The 18-century idol built following the Benaras style of art had so long been an exhibit at the MacKenzie Art Gallery, an art museum in Canada that showcases the private collection of the Regina University.
There are several remarkable national artefacts that have been returned or on its way to way back to its origin country from across the world. An addition to the list is the Annapurna idol that was mentioned by Prime Minister Narendra Modi in the November 29 episode of ‘Mann Ki Baat’. The ancient idol was stolen from India is being brought back from Canada. It was smuggled out of India during the colonial era.
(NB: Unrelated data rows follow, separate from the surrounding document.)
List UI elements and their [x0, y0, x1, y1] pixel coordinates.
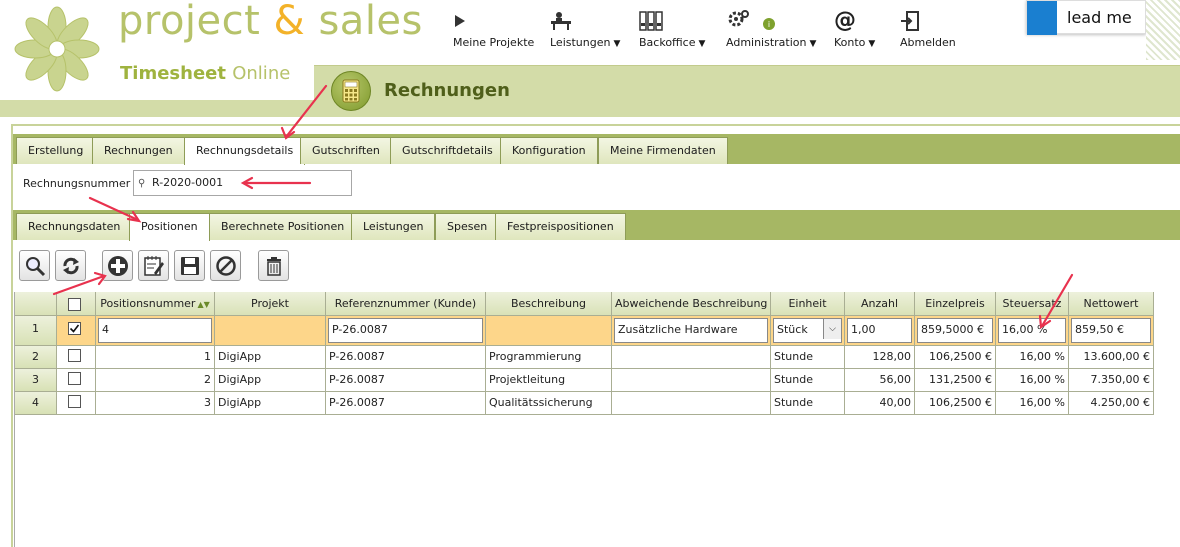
annotation-arrows	[52, 84, 1074, 329]
annotation-arrow-add	[52, 274, 106, 296]
annotation-arrow-tab	[284, 84, 328, 139]
annotation-arrow-steuersatz	[1040, 273, 1074, 328]
annotation-arrow-positionen	[88, 196, 140, 222]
Modi announced that it is returning to India 100 years since it was stolen from a temple in Varanasi (PM’s Lok Sabha constituency), sometime in or around 1913. Calling it a ‘priceless legacy’ he said that is will be a matter of ‘great fortune’ that the idol will be returning to its home. He also recalled how like the Annapurna idol, many Indian artefacts and representatives of the country’s heritage were victims of the ‘international gang’.
How the stolen ‘Annapurna’ idol was traced in Canada
Annapurna, also called ‘Annapoorna’ is known as the goddess of food and nourishment. She is also known as the manifestation of the goddess Parvati, partner to Lord Shiva.
The 18-century idol built following the Benaras style of art had so long been an exhibit at the MacKenzie Art Gallery, an art museum in Canada that showcases the private collection of the Regina University. Last year when an Indian origin artist Divya Mehra was asked to stage an exhibition at the museum, she started digging deep into the history of the art forms showcased there. One sculpture that she initially thought to be Lord Vishnu in her female avatar, holding a bowl of rice pudding had resemblance with a stolen sculpture from a temple in Varanasi in 1913. The art piece was acquired by lawyer Norman MacKenzie and the became an exhibit of the museum.
Siddhartha V Shah, Curator at Peabody Essex Museum for the Indian and South Asian Art section was invited, who identified the statue and confirmed it was indeed smuggled from Varanasi and is an idol of Lord Annapurna, not Shiva. Mehra’s research further established that MacKenzie’s has his eyes on this statue since he visited India in 1913. When. A stranger overheard his liking for the art piece he stole it from a temple by the riverbank of Varanasi and sold it to him.
How the statue will be returned to India
The interim CEO of the art gallery on knowing about the statue’s history from Mehra agreed to be being repatriated. After reading about the statue. The Indian High Commission in Ottawa, Canada then stepped in and offered to assist in the process of sending back the artefact with the help of the Department of Canadian Heritage.
Thomas Chase, VC of the University of Regina said that they have a responsibility of rectifying the wrongs done in history and help in repairing the damage colonialism has caused. He further pressed that repatriating is not equivalent to reversing the wrong done a century ago, but is an ‘important’ and ‘appropriate’ act today. The virtual repatriation ceremony of the idol was held on November 19.
Prime Minister of India @PMOIndia @NarendraModi thanks the Canadian Government and all involved for the repatriation of the Annapoorna statue from the #UofRegina collection @atTheMAG to the people of India. https://t.co/vhC61rCsQZ
— University of Regina (@UofRegina) November 30, 2020
When will the idol reach India?
Sources from the Archeological Survey of India, who are the conservator of all repatriated artefacts informed that the idol will return by mid-December. The process will undergo thorough verification and documentation before deciding on its future home. According to the PM, the idol will go back to its original home in Kashi. And the ASI will take care of the security arrangements and finalizing on where it will be placed before handing it over to temple trustees.
Other repatriated objects from the West
Union Culture Minister Prahlad Patel recently handed over the custody of a bronze idol of Lord Rama, Lakshman and Goddess Sita to the Tamil Nadu government after bringing it back firm the UK. He has also put the onus of their safe custody to the respective state’s government to avoid any future situation of theft.
In the last six years, the government was able to trace back 40 antiquities from various countries that were stolen in between 1977 and 2014. According to ASI records, 13 of them were brought back to India. Patel assured another 75-80 antiques is set to return to India after the prolonged legal battle of repatriation.